Christian Toto, Columnists, Exclusives, Featured, National, Politics

Toto: Oscars about politics first, movie excellence a distant second

As a budding movie fan I watched the Academy Awards telecast each year like it was the seventh game of the World Series.

Back then, I didn’t know about “Oscar campaigns” or how genres like horror and comedy got short shrift. Nor did I consider that older stars, particularly those who were “due” to finally score an Oscar, could lap the competition.

I just loved movies and rooted for the best of the best to win. I mourned when “Star Wars” lost Best Picture to “Annie Hall” like any self-respecting 10-year-old would. Years later I pumped my fist when Kevin Kline’s delirious turn in “A Fish Called Wanda” delivered a rare win for a comedy.

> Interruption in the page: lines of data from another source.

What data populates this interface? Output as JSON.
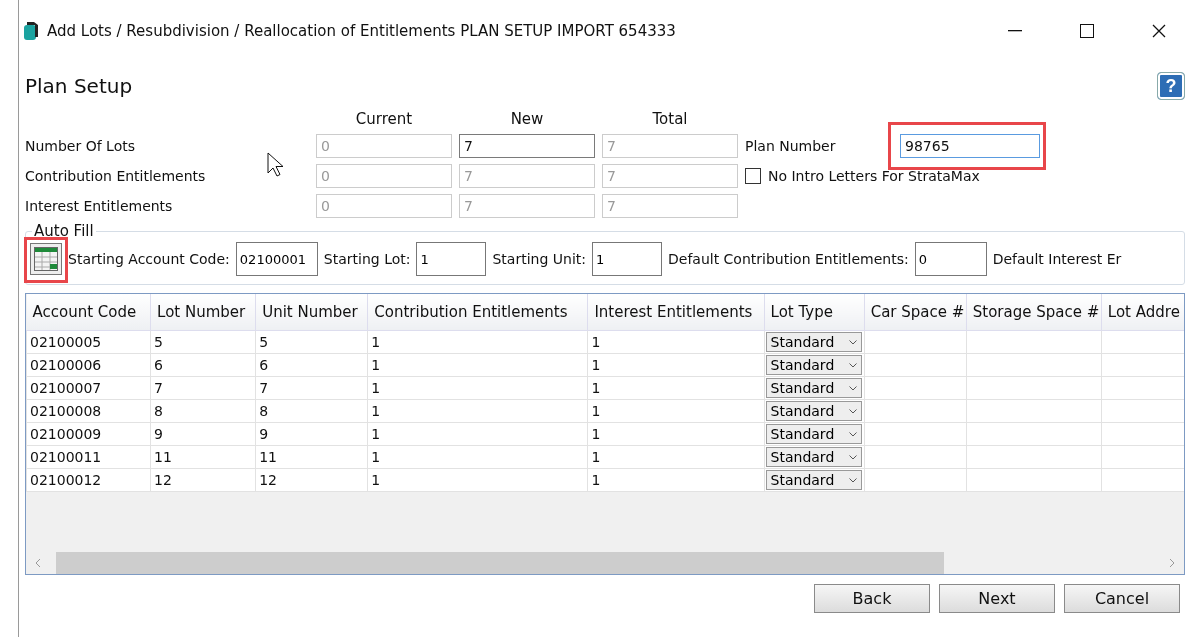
{
  "window": {
    "title": "Add Lots / Resubdivision / Reallocation of Entitlements PLAN SETUP IMPORT 654333"
  },
  "heading": "Plan Setup",
  "help": "?",
  "entitlements": {
    "columns": [
      "Current",
      "New",
      "Total"
    ],
    "rows": [
      {
        "label": "Number Of Lots",
        "values": [
          {
            "value": "0",
            "disabled": true
          },
          {
            "value": "7",
            "disabled": false
          },
          {
            "value": "7",
            "disabled": true
          }
        ]
      },
      {
        "label": "Contribution Entitlements",
        "values": [
          {
            "value": "0",
            "disabled": true
          },
          {
            "value": "7",
            "disabled": true
          },
          {
            "value": "7",
            "disabled": true
          }
        ]
      },
      {
        "label": "Interest Entitlements",
        "values": [
          {
            "value": "0",
            "disabled": true
          },
          {
            "value": "7",
            "disabled": true
          },
          {
            "value": "7",
            "disabled": true
          }
        ]
      }
    ]
  },
  "plan_number": {
    "label": "Plan Number",
    "value": "98765",
    "highlighted": true
  },
  "no_intro_letters": {
    "label": "No Intro Letters For StrataMax",
    "checked": false
  },
  "auto_fill": {
    "legend": "Auto Fill",
    "button_highlighted": true,
    "fields": [
      {
        "label": "Starting Account Code:",
        "value": "02100001"
      },
      {
        "label": "Starting Lot:",
        "value": "1"
      },
      {
        "label": "Starting Unit:",
        "value": "1"
      },
      {
        "label": "Default Contribution Entitlements:",
        "value": "0"
      },
      {
        "label": "Default Interest Er"
      }
    ]
  },
  "table": {
    "columns": [
      "Account Code",
      "Lot Number",
      "Unit Number",
      "Contribution Entitlements",
      "Interest Entitlements",
      "Lot Type",
      "Car Space #",
      "Storage Space #",
      "Lot Addre"
    ],
    "rows": [
      {
        "account_code": "02100005",
        "lot_number": "5",
        "unit_number": "5",
        "contribution": "1",
        "interest": "1",
        "lot_type": "Standard"
      },
      {
        "account_code": "02100006",
        "lot_number": "6",
        "unit_number": "6",
        "contribution": "1",
        "interest": "1",
        "lot_type": "Standard"
      },
      {
        "account_code": "02100007",
        "lot_number": "7",
        "unit_number": "7",
        "contribution": "1",
        "interest": "1",
        "lot_type": "Standard"
      },
      {
        "account_code": "02100008",
        "lot_number": "8",
        "unit_number": "8",
        "contribution": "1",
        "interest": "1",
        "lot_type": "Standard"
      },
      {
        "account_code": "02100009",
        "lot_number": "9",
        "unit_number": "9",
        "contribution": "1",
        "interest": "1",
        "lot_type": "Standard"
      },
      {
        "account_code": "02100011",
        "lot_number": "11",
        "unit_number": "11",
        "contribution": "1",
        "interest": "1",
        "lot_type": "Standard"
      },
      {
        "account_code": "02100012",
        "lot_number": "12",
        "unit_number": "12",
        "contribution": "1",
        "interest": "1",
        "lot_type": "Standard"
      }
    ]
  },
  "buttons": [
    "Back",
    "Next",
    "Cancel"
  ]
}
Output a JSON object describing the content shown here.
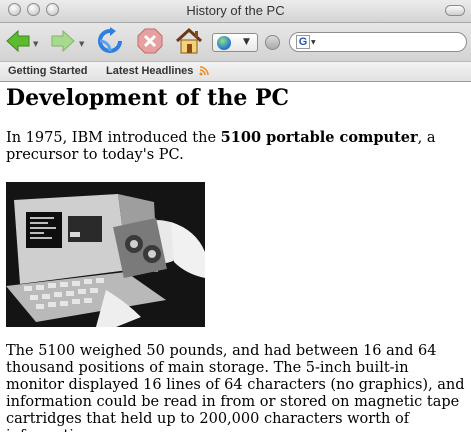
{
  "window": {
    "title": "History of the PC"
  },
  "toolbar": {
    "back_icon": "back-arrow-icon",
    "forward_icon": "forward-arrow-icon",
    "reload_icon": "reload-icon",
    "stop_icon": "stop-icon",
    "home_icon": "home-icon",
    "search_engine_icon": "google-icon"
  },
  "bookmarks": {
    "items": [
      {
        "label": "Getting Started"
      },
      {
        "label": "Latest Headlines"
      }
    ]
  },
  "content": {
    "heading": "Development of the PC",
    "p1_before": "In 1975, IBM introduced the ",
    "p1_bold": "5100 portable computer",
    "p1_after": ", a precursor to today's PC.",
    "p2": "The 5100 weighed 50 pounds, and had between 16 and 64 thousand positions of main storage. The 5-inch built-in monitor displayed 16 lines of 64 characters (no graphics), and information could be read in from or stored on magnetic tape cartridges that held up to 200,000 characters worth of information."
  },
  "colors": {
    "link_rss": "#f08a24",
    "reload": "#2f7fe0",
    "stop": "#d96a6a",
    "nav_arrow": "#5dbb2f"
  }
}
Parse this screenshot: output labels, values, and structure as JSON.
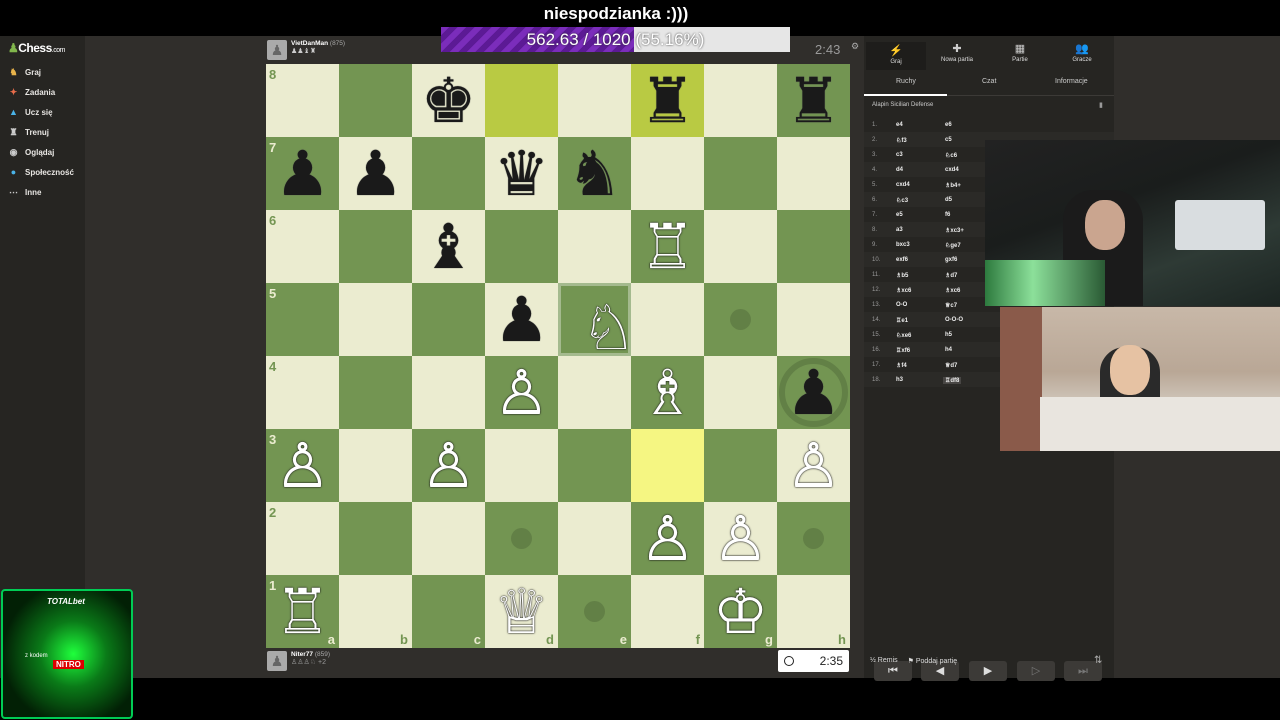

Looking back, that rose-colored outlook was naïve at best. It still connected to the heart of the awards in question: The Oscars honor the very best in film.

Can anyone say that’s true today with a straight face? Politics are so enmeshed in Hollywood now, particularly in the Age of Trump, that the winners and losers are often determined by the political position a film maintains.

We even saw that in the Razzies, the annual awards sticking their tongues out at the year’s worst films. Those dubious honors name checked President Donald Trump, First Lady Melania Trump and Kellyanne Conway in their just-announced nominations.

The Oscar news wasn’t as blatantly political, but only by a small measure.

We saw the usual films scoop up award nominations. Think “Roma.” “A Star Is Born.” “The Favourite.”

All quality films deserving of acclaim. But look closer. “Roma,” the presumptive favorite, touches on an impoverished young woman living as a domestic worker with an upper middle-class family. That will likely seal the deal for director Alfonso Cuaron’s love letter to his childhood.

It’s about income inequality in a cruel capitalist society, with Mexico City standing in for Anytown USA.

Next up is “RBG,” a documentary fawning over Supreme Court Justice Ruth Bader Ginsburg. She’s a heroine to Hollywood, and she’s on every liberal’s mind given her age and uncertain health. That makes her film’s victory all but assured.

But one documentary that didn’t even score a nomination, “Won’t You Be My Neighbor,” assembled a 98 percent “fresh” rating at the critical aggregator site  It also proved a huge hit for a documentary, earning $22 million. Most documentaries are lucky to earn a million or two.

Did the fact that the film noted Fred Rogers was a Republican factor into the vote? Sound conspiratorial? Yes, until you consider another film that scored a bevy of Oscar nominations.

“Vice,” written and directed by far-left filmmaker Adam McKay, scored nods for Best Picture, Best Original Screenplay, Best Actor (Christian Bale), Best Supporting Actor (Sam Rockwell) and Best Supporting Actress (Amy Adams).

The film is an unhinged screed; an attack not just on Vice President Dick Cheney, but virtually everything associated with the GOP.

The political comedy snared a very modest 64 percent “fresh” rating at, a far cry from what most Oscar-nominated movies earn. The few conservative critics, like National Review’s Kyle Smith, trashed it. Even several liberal critics pounded it. The Daily Beast, a left-leaning outlet employing far-left cultural critics, wondered if it was the year’s worst film. The New York Review of Books joined the dogpile, calling it a “shambles.”

Yet look at all those nominations!

Why? It gives the film instant gravitas. Whatever possible Oscar bump remains in our culture will help “Vice” earn a few more shekels. And, of course, should any of the nominated players win we’ll get a scathing acceptance speech … like the one Christian Bale gave at the Golden Globes a few weeks back. If you missed it, he jokingly said he looked to Satan to help him shape his performance.

Now, politics hasn’t been a complete stranger to the Oscar race. Michael Moore’s far-left screed “Bowling for Columbine,” riddled with inaccuracies, wont the documentary Oscar in 2003. Al Gore’s global warming treatise “An Inconvenient Truth” earned the same honor a few years later.

Today? The telecast, to be held Feb. 24, can’t even come up with a host for the show who is politically correct enough to lob some jokes at the crowd.

No matter. The evening will be chock-full of Trump jabs, just like the last two years. And, more likely than not, politics will shape who gets to grace the Oscars stage.